Conclusion: Me veo mañana entrenando a esta chica. Suspiro un poco. Bueno, le vendra bien compañia a Ventisca en los entrenamientos. Hemos acompañado a casa a Kate, que esta bastante lejos de la nuestra.
Leo me para a mitad del camino, me apoya contra una pared y esta su cara a unos escasos centimetros de mi…
Cuando escucho un ruido. Giro la cabeza y veo una sombra larguirucha.
-¿Que pasa?-dice Leo, mirandome aun nervioso por el momento. Yo tambien lo estoy, pero hay algo que me preocupa mas ahi y que trata de mantenerse oculto.
-Ahi hay alguien, lo percibo -le digo, susurrandole por lo bajo.
-No te muevas de aqui-me ordena. Aunque, claro, como vea que la situacion este fea, ya se sabe que no le voy a hacer el mas minimo caso ¿no? Creo que he demostrado con creces lo terca que soy.
Tiene los pasos silenciosos de una pantera y se mueve rapidamente. El personaje larguirucho no es menos y cada vez lo noto mas cerca de mi. Una onda oscura me pilla desprevenida y me lanza contra la pared.

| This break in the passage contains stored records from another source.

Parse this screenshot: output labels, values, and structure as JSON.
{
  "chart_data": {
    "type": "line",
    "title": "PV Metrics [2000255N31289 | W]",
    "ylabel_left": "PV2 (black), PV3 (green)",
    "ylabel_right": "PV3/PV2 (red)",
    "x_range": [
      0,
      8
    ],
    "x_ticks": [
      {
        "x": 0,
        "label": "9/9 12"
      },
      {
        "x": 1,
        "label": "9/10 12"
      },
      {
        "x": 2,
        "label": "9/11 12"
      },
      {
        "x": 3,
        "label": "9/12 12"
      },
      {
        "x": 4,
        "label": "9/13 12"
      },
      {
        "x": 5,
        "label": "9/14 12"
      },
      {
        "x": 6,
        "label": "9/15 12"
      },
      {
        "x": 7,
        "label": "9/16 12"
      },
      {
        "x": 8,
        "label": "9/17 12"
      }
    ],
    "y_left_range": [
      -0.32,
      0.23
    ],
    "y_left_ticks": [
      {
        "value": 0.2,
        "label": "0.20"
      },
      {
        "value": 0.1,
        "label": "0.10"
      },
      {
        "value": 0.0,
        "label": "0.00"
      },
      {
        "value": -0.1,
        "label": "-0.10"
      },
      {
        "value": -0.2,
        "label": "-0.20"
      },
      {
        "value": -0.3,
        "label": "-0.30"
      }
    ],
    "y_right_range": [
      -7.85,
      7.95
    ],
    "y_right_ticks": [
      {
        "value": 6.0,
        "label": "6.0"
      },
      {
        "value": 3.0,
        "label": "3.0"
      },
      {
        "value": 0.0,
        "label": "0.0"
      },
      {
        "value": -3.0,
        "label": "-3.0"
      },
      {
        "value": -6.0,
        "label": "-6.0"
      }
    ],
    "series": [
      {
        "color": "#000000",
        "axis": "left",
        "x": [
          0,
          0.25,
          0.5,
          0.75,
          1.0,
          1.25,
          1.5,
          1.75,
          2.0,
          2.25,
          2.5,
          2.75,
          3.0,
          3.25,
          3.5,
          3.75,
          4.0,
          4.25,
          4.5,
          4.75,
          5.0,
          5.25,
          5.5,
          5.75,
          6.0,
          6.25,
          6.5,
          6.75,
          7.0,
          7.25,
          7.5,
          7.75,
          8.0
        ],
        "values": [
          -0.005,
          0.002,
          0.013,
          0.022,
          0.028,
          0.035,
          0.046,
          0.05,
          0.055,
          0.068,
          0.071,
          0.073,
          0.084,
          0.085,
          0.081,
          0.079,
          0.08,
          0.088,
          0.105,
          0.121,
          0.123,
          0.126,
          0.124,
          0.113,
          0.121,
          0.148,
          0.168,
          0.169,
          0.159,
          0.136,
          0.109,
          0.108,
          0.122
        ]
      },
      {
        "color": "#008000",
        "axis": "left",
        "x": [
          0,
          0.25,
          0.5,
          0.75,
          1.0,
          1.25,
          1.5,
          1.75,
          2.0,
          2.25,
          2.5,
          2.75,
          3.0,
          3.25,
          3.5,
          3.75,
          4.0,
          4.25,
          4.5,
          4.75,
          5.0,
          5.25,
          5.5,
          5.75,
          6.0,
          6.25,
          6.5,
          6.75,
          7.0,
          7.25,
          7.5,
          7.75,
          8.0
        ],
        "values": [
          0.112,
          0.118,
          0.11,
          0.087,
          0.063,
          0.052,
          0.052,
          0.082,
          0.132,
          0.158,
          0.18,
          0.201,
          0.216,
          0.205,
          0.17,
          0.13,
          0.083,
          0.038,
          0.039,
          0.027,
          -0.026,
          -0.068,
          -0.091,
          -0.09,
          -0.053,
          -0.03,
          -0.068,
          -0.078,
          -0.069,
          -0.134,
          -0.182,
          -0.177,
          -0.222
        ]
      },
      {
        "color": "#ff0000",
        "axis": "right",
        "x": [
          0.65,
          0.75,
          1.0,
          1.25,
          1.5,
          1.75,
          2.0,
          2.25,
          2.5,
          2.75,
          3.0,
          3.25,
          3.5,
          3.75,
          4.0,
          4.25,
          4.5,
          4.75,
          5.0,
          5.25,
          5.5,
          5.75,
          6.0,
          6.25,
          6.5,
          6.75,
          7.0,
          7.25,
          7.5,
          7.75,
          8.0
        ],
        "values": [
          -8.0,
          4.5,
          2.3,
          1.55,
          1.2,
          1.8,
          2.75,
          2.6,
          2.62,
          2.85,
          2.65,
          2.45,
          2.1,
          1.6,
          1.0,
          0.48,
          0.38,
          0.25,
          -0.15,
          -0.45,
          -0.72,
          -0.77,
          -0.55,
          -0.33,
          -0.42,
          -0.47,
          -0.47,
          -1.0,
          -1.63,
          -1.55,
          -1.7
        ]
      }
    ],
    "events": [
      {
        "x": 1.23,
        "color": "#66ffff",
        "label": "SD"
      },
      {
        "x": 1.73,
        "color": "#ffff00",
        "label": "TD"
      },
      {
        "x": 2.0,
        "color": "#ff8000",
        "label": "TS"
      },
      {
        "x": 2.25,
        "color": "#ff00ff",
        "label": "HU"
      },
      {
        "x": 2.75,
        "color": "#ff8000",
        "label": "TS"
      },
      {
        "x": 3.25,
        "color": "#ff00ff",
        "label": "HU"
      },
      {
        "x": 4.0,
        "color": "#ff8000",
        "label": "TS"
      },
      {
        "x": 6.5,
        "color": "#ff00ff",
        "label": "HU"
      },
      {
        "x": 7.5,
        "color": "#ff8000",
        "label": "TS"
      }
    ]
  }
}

No veo a Leo por ninguna parte, hasta que con un salto aterriza delante de mi, en posicion protectora.
-Sal de donde quiera que estes-sisea Leo, cada vez mas inquieto.-Esconderse es de cobardes.
-¿De cobardes?-dice una voz extrañamente familiar, con una risa-Tambien huir del destino.
-¿No vas a dar la cara?-le espeta Leo, cada vez mas furioso.
-Por ahora, hmmm…-dice la voz, dandonos unos desquiciantes y siniestros segundos de silencio- ¡No!-se rie el personajillo.-Y cuidado, Reina de Fuego… Estare donde tus amigos no puedan protegerte ¡EN TUS SUEÑOS!-y con una risa, parece desaparecer.
Después me giro para mirar a Leo.
-¿Por qué me has protegido?-le pregunto.
No responde inmediatamente, si no que me mira.
-¿No te das cuenta... de lo especial que eres?-susurra, acariciándome la mejilla.-Yo siempre estaré para protegerte, durante la noche y el día. Durante la calma y la tempestad. Porque no puedo vivir sabiendo que estás sufriendo, Vers...
Pestañeo un poco, al oír que me llama de igual forma que Erael.
Antes de que me de tiempo a reaccionar, me agarra de el mentón y acerca su cara a la mía, dándome un dulce beso, que no puedo evitar seguir...
El beso termina pronto, pero él tarda más en apartarse de mí. Tengo su frente sobre la mía, y no querría dejar de estar así, pero... En parte me siento confundida. Me siento confundida porque siento cosas por dos personas distintas, cosa que nunca me había pasado. Estoy... Estoy enamorada de Erael y Leo... Ya está, ya lo he dicho. Pero es que siento... Siento como si los dos me completasen, como dándome un hálito de esperanza a mi corazón en llamas, cuando pensé que ya nunca podría volver a amar... Pero también es cierto que parte de lo que siento por Nevada, aún no está muerto. Y no sé si llegará estarlo alguna vez completamente.
-Deberíamos irnos-murmura Leo.
-¿Por qué?-susurro yo, cómoda.
-Porque Erael va a matarme si tardamos más de la cuenta-dice Leo, con una media sonrisa y apartándose de mí.